Quantum Markov chain Monte Carlo method with programmable quantum simulators

TL;DR

This paper introduces a quantum Markov chain Monte Carlo algorithm leveraging Many-Body Localized phases, enabling sampling from complex quantum distributions and solving optimization problems on programmable quantum simulators.

Contribution

It presents a novel quantum Markov chain method utilizing MBL phases for efficient sampling and optimization, adaptable to existing quantum hardware.

Findings

Demonstrates how MBL phases enable ergodicity and sampling from quantum state distributions.

Shows the algorithm can be implemented on quantum devices simulating Floquet dynamics.

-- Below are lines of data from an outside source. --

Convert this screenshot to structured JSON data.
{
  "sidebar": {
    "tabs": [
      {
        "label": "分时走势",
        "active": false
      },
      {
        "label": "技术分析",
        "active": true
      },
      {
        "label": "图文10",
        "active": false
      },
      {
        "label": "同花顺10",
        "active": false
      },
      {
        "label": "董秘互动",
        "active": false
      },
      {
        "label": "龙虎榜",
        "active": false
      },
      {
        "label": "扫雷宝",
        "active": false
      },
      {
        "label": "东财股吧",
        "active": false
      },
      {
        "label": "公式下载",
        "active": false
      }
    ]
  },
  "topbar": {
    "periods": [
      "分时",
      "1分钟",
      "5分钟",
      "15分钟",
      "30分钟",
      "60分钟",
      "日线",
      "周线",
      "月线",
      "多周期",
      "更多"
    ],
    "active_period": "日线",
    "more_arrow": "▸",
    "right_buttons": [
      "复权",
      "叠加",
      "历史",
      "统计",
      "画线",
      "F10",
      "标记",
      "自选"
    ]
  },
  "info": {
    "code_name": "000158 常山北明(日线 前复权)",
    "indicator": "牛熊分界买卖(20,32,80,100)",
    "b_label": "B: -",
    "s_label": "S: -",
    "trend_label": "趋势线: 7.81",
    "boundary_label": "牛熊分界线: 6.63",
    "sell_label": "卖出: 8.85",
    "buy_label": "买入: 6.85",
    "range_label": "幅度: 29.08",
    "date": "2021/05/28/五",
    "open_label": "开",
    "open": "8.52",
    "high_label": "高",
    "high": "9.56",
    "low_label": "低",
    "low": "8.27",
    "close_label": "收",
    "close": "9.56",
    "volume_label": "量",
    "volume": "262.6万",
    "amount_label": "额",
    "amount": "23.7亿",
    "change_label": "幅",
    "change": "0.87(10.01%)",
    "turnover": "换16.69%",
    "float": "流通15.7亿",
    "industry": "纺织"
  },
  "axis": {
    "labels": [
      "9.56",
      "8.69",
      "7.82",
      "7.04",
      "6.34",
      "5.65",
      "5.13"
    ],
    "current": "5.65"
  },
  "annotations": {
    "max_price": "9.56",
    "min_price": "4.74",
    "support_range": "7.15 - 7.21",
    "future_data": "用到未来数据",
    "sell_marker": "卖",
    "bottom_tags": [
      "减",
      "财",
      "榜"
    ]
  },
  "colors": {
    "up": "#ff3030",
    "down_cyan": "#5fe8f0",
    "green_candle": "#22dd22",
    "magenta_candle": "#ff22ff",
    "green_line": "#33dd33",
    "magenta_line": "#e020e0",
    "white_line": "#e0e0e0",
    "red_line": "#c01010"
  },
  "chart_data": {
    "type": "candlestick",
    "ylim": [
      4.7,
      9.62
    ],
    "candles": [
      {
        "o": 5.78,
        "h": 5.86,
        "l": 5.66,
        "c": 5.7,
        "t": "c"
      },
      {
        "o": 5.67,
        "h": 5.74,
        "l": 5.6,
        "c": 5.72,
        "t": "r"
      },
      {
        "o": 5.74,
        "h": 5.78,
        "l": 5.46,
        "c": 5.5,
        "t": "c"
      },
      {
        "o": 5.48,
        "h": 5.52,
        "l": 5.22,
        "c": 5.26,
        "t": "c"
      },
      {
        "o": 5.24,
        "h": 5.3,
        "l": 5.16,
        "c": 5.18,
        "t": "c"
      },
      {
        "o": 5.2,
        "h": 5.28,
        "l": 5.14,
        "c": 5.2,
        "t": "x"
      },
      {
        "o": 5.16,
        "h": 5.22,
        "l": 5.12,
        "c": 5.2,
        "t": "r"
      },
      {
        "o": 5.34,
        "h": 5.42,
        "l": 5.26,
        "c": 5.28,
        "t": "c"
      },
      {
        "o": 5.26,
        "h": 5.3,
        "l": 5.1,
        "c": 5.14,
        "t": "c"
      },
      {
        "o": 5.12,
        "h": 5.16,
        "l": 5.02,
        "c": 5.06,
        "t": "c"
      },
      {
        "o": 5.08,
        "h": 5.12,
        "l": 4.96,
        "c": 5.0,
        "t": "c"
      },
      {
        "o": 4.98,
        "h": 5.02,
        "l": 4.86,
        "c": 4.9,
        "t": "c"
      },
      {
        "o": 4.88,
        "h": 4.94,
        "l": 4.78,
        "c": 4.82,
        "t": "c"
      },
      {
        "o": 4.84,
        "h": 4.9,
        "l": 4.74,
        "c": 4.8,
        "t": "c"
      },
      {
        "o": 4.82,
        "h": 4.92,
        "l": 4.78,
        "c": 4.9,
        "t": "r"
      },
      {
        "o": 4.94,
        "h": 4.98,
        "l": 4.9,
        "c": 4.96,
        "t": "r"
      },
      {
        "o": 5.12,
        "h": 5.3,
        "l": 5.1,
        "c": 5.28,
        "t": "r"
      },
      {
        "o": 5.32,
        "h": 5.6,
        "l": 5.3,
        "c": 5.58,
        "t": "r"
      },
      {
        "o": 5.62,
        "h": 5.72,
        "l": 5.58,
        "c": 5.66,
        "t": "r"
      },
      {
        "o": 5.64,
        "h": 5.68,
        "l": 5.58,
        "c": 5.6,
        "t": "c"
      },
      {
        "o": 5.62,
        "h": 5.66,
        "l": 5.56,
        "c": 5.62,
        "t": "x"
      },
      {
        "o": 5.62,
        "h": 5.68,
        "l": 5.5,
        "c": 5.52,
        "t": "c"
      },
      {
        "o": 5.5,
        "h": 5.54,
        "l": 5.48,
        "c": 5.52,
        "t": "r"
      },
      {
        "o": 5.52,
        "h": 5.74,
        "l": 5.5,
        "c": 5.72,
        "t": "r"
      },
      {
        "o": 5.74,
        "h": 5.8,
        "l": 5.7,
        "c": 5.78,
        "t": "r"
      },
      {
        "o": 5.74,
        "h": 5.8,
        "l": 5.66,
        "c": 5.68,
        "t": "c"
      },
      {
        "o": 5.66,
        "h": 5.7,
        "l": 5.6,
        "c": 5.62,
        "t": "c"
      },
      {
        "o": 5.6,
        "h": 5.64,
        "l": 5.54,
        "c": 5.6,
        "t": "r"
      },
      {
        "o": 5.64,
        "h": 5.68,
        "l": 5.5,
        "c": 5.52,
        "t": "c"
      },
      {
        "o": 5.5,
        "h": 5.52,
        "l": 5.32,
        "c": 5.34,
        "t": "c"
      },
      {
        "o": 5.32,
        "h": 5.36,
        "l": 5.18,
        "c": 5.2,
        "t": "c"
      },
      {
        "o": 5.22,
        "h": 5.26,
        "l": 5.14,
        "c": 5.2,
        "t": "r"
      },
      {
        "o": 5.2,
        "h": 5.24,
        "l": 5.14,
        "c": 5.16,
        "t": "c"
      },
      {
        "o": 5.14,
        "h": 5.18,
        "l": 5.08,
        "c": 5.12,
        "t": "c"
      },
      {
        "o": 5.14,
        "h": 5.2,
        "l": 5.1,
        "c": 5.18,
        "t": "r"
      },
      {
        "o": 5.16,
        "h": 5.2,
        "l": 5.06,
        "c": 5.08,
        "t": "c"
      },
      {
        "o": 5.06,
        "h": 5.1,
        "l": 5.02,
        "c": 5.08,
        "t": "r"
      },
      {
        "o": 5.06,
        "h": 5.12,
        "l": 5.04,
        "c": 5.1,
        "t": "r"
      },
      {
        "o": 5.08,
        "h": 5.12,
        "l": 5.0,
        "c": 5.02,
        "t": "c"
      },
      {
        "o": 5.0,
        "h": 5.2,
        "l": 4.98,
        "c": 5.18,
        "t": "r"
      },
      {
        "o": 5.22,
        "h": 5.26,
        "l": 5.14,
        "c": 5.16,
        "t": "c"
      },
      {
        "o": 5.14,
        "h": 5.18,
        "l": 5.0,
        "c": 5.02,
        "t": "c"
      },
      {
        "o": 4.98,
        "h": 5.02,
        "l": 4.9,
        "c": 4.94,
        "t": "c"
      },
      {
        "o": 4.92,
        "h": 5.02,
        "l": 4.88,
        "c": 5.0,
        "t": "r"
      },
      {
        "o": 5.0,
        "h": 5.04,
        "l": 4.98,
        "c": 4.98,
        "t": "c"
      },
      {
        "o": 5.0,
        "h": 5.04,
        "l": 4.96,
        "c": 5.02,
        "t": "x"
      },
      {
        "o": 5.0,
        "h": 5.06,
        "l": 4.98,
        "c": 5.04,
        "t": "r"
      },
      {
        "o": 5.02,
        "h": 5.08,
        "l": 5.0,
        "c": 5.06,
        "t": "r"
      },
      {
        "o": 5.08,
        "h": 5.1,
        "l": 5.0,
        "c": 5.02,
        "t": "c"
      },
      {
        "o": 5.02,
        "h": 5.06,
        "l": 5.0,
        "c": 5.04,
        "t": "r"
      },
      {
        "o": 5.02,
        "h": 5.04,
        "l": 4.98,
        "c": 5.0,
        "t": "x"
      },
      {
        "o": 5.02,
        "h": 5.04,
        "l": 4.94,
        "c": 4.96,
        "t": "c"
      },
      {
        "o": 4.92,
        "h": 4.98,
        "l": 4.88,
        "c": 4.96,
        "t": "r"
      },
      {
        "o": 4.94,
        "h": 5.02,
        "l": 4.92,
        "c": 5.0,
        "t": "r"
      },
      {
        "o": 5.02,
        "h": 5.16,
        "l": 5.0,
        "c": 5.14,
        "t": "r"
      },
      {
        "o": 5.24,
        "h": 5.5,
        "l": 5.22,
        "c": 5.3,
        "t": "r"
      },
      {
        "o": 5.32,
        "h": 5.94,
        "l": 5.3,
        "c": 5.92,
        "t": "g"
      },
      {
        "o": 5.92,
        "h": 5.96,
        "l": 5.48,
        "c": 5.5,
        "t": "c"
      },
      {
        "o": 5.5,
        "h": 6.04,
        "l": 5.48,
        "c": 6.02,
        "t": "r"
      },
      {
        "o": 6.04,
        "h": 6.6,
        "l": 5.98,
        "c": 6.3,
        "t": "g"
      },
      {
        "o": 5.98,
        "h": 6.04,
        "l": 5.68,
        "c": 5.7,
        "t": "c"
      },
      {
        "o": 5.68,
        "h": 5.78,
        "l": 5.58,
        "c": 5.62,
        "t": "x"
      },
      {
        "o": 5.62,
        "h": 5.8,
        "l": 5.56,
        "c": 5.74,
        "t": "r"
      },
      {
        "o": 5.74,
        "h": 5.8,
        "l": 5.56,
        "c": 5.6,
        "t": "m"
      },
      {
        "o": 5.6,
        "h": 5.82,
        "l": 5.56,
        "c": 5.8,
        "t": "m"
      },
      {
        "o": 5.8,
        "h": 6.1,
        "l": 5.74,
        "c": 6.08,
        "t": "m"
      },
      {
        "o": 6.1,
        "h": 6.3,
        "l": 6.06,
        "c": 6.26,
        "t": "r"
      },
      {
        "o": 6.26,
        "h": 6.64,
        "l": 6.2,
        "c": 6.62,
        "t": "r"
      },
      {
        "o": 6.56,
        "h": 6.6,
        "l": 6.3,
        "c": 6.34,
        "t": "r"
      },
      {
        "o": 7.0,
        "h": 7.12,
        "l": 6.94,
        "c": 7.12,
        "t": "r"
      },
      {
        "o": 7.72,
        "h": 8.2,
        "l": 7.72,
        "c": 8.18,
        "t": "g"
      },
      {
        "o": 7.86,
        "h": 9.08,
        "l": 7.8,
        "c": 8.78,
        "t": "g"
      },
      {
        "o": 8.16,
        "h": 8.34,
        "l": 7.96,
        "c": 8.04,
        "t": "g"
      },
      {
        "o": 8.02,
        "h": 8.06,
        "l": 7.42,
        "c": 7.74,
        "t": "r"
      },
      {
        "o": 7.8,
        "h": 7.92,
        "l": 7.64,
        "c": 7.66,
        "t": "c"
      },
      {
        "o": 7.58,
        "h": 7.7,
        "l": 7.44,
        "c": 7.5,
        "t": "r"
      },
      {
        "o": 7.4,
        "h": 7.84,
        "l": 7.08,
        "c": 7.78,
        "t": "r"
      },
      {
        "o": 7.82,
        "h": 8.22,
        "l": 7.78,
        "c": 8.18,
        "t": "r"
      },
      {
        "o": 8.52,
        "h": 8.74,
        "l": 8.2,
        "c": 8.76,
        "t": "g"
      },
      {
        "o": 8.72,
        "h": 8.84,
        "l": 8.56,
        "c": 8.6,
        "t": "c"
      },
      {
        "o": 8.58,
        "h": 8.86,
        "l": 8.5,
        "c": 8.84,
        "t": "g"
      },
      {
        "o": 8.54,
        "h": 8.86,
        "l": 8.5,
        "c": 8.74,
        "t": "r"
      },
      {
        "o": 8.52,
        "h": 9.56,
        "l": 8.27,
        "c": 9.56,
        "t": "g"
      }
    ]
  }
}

Applies the method to solve combinatorial optimization problems of quadratic order and higher.

Abstract

In this work, we present a quantum Markov chain algorithm for many-body systems that utilizes a special phase of matter known as the Many-Body Localized (MBL) phase. We show how the properties of the MBL phase enable one to address the conditions for ergodicity and sampling from distributions of quantum states. We demonstrate how to exploit the thermalized-to-localized transition to tune the acceptance rate of the Markov chain, and apply the algorithm to solve a range of combinatorial optimization problems of quadratic order and higher. The algorithm can be implemented on any quantum processing unit capable of simulating the Floquet dynamics of a one-dimensional Ising chain with nearest-neighbor interactions, providing a practical way of sampling from thermal distributions of Hamiltonians that cannot be natively implemented on the quantum hardware.